Controversies continue to trail the appointment of Aids by the Senate President, Ahmed Lawan, with allegations of querry from the executive arm . He was said to have lifted all Former President Bukola Saraki’s Aids into the nineth Senate as Senate presidential aids.
A group, the All Progressives Congress, APC, Stakeholders Forum had accused Lawan of appointing people who have a history of “insulting President Buhari” into office. They have allegedly pressurized Lawan to drop Festus Adedayo, a Tribune Columnist known for acerbic attacks on the APC government. He was dropped by Lawan barely twenty four hours after appointment.
There have been rumors of more pressures on him to drop more of the appointed Aids, regarded as Saraki boys, from the presidency, a different arm of the government, thereby raising questions about the independence of the Legislative arm. Saraki was the immediate past senate president of the Senate who decamped from the APC to the Peoples democratic Party, PDP, and had vehemently fought for the independence of the Legislative Arm of the Government.

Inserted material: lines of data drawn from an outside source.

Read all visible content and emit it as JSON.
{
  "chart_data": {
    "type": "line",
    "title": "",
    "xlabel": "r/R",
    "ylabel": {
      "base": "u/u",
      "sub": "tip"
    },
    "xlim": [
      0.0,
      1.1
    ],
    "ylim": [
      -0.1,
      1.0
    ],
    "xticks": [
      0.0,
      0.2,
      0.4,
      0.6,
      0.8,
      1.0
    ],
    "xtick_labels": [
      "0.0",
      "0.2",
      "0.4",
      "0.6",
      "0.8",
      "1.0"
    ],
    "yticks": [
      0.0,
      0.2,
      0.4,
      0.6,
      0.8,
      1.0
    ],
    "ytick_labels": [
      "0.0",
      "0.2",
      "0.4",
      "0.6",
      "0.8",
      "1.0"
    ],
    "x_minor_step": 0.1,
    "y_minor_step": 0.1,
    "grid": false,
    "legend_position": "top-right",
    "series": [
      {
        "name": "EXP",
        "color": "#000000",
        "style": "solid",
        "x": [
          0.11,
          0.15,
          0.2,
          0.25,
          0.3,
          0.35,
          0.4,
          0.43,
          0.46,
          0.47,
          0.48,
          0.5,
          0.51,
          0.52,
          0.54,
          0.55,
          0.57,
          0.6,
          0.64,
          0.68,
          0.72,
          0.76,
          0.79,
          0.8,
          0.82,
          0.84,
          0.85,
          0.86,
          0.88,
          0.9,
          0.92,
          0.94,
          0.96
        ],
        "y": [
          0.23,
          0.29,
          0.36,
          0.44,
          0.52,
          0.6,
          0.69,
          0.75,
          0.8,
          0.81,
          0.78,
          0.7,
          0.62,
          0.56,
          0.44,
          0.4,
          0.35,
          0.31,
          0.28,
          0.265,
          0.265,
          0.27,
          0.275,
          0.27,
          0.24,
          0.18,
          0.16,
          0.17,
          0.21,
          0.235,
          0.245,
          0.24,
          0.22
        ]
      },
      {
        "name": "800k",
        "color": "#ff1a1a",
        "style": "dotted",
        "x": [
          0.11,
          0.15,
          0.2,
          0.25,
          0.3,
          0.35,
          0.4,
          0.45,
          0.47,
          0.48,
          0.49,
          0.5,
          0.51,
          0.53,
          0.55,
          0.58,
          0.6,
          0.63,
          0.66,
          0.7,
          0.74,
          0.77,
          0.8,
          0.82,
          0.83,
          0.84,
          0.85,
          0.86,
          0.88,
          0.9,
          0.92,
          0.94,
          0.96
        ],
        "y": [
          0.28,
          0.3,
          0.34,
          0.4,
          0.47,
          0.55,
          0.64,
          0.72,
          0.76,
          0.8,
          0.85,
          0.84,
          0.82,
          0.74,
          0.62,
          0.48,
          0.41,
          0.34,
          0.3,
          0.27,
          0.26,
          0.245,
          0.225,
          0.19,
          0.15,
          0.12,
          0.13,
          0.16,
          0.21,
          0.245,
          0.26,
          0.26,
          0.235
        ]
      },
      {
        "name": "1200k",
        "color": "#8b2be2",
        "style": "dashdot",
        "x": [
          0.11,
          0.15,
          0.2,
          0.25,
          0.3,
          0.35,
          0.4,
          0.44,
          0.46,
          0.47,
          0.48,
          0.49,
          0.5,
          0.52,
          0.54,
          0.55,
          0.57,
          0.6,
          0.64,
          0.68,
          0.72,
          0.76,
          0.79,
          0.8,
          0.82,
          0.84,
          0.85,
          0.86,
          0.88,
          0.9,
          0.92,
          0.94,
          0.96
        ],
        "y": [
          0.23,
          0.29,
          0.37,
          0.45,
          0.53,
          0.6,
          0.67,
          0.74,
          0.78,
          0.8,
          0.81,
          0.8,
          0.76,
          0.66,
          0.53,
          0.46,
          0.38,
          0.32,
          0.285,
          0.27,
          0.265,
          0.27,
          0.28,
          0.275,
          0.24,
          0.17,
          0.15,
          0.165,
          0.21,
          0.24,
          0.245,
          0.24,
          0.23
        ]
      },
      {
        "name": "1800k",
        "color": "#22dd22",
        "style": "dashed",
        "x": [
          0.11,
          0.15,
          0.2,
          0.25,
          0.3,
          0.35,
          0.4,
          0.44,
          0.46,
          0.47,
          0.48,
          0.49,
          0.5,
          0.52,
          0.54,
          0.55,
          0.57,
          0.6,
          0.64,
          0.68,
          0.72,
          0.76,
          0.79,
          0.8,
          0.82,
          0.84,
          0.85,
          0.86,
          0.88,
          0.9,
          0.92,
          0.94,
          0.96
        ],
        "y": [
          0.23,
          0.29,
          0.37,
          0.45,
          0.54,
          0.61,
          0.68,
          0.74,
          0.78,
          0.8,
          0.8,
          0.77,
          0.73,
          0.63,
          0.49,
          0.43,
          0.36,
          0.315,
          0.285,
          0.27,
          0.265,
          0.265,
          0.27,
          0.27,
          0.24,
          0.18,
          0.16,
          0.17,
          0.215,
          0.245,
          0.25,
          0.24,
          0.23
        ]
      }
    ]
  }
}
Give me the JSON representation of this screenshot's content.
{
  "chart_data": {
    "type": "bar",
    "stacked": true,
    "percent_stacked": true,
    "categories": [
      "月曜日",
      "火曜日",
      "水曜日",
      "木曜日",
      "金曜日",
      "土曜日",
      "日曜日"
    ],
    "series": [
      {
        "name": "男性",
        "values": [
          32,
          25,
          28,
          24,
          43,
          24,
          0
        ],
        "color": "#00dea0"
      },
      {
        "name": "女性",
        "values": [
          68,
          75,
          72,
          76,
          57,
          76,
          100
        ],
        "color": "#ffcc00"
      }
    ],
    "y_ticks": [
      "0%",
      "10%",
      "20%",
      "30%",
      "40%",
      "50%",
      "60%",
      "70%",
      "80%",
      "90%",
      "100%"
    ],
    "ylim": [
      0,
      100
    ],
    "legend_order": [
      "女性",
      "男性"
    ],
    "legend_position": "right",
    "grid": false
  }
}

Attempts by the Senate president to stand his grounds has generated much controversies.
One of the people that Lawan was under pressure to sack was Olu Onemola, his newly appointed media Aid. Unable to cope with the controversy he has been caught in, Onemola opted for the option of resignation.
This was contained in a memo to the senate President by the former Special Adviser, New Media.
“At this time, given my antecedents and the controversy this (appointment) has generated, I would respectfully like to be excused from taking up this national assignment”, he said.
“It is my hope that whoever does fill this role will build upon what we have started in terms of opening up the activities of the Nigerian Senate to the public”,
Lawan has been accused of being a rubber stamp senate President-rubber stamp to the executive. This he has always denied, claiming he only wants a smooth working relationship with the executive. His first attempt at choosing his own aids has been fraught with executive interference.